Gulf Marine’s shares are 8.48% or 0.5p better at 6.4p.

9.45am: Pharos Energy (LSE:PHAR) boosted by Vietnam drilling update

Pharos Energy (LSE:PHAR) has flared up after positive news from its Vietnam project.

The oil and gas group said the first phase of the Te Giac Trang infill development drilling programme in the country had finished.

President and chief executive Ed Story said: “The TGT infill development drilling programme has safely completed ahead of schedule and well within budget. Three of the wells are already on production and the fourth well is presently being completed before being perforated and brought onto production. A further update on production performance will be given shortly once all four wells are on stream.

“We look forward to completing the firm infill programme when the final two wells are drilled in the second phase in third quarter next year. The TGT development programme represents a welcome and timely return to optimising production and value in Vietnam as we increase our exposure to attractive oil prices.”

Pharos is up 5.92% or 1.27p at 21.5p.

9.00am: Sabien soars after hydrogen deal with Proton Technologies

Sabien Technology Group PLC (AIM:SNT) has been energised by a hydrogen processing deal with Proton Technologies Canada.

The agreement involves Sabien, an energy reduction specialist, producing 20 tonnes of hydrogen per day, generated using Proton’s technology, to process UK oil fields on and offshore as well as oil output by plastic recycler City Oil Field.

There is a consideration of GBP100,000 in cash and 280,000 warrants to be issued with exercise price of 60p per ordinary share with an expiry date of 19 February 2023.

The deal also includes the option for Proton to install a 24 tonnes/day recycling plant on its site in Saskatchewan using the City Oil Field process licenced to Sabien to convert plastic waste to synthetic oil.

Chairman Richard Parris said: “Sabien is delivering on its strategy of building a portfolio of operations which, in combination, provide critical elements of the transition to a Green Economy.
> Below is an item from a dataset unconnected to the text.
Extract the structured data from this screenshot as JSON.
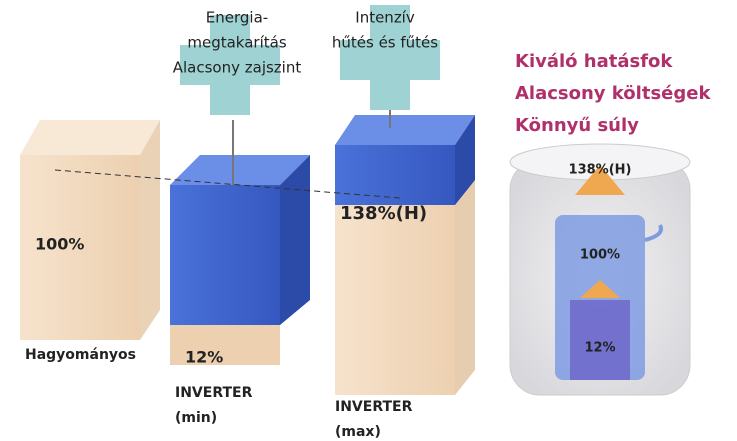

“Following Sabien’s initial investment in Proton announced on 14 October 2021, the board is pleased to have secured a significant licence deal with Proton.

“Proton’s technology is likely to prove important in the development of hydrogen as a major sustainable energy source. Alongside other investments and partnerships with operators in areas such as HVAC efficiency, waste plastic recycling into fuel oil, and high-speed electric motors, I believe that Sabien is emerging as a champion for the Green Economy. We look forward to working with Proton and to building further on our successful portfolio approach.”

Sabien shares have soared 33.61% or 7.35p to 31.65p.

Elsewhere GYG PLC (AIM:GYG) has sailed up 9.47% or 4.5p to 52p.

The company has signed a EUR7mln contract to refit a 100-plus metre superyacht, with work scheduled to start at a Northern European shipyard in January 2022.

Chief executive Remy Millott said: “This project utilises a number of GYG’s turnkey solutions and this was a significant deciding factor when the shipyard was awarding the contract. We look forward to starting work in the new year while the team remains busy submitting tenders for a large number of refit and new build opportunities.”

Earlier this week GYG warned that its full year results would be lower than expected, following continued disruption caused by the administration of the Nobiskrug shipyard in Germany, where it is waiting for EUR2.8mln it is owed.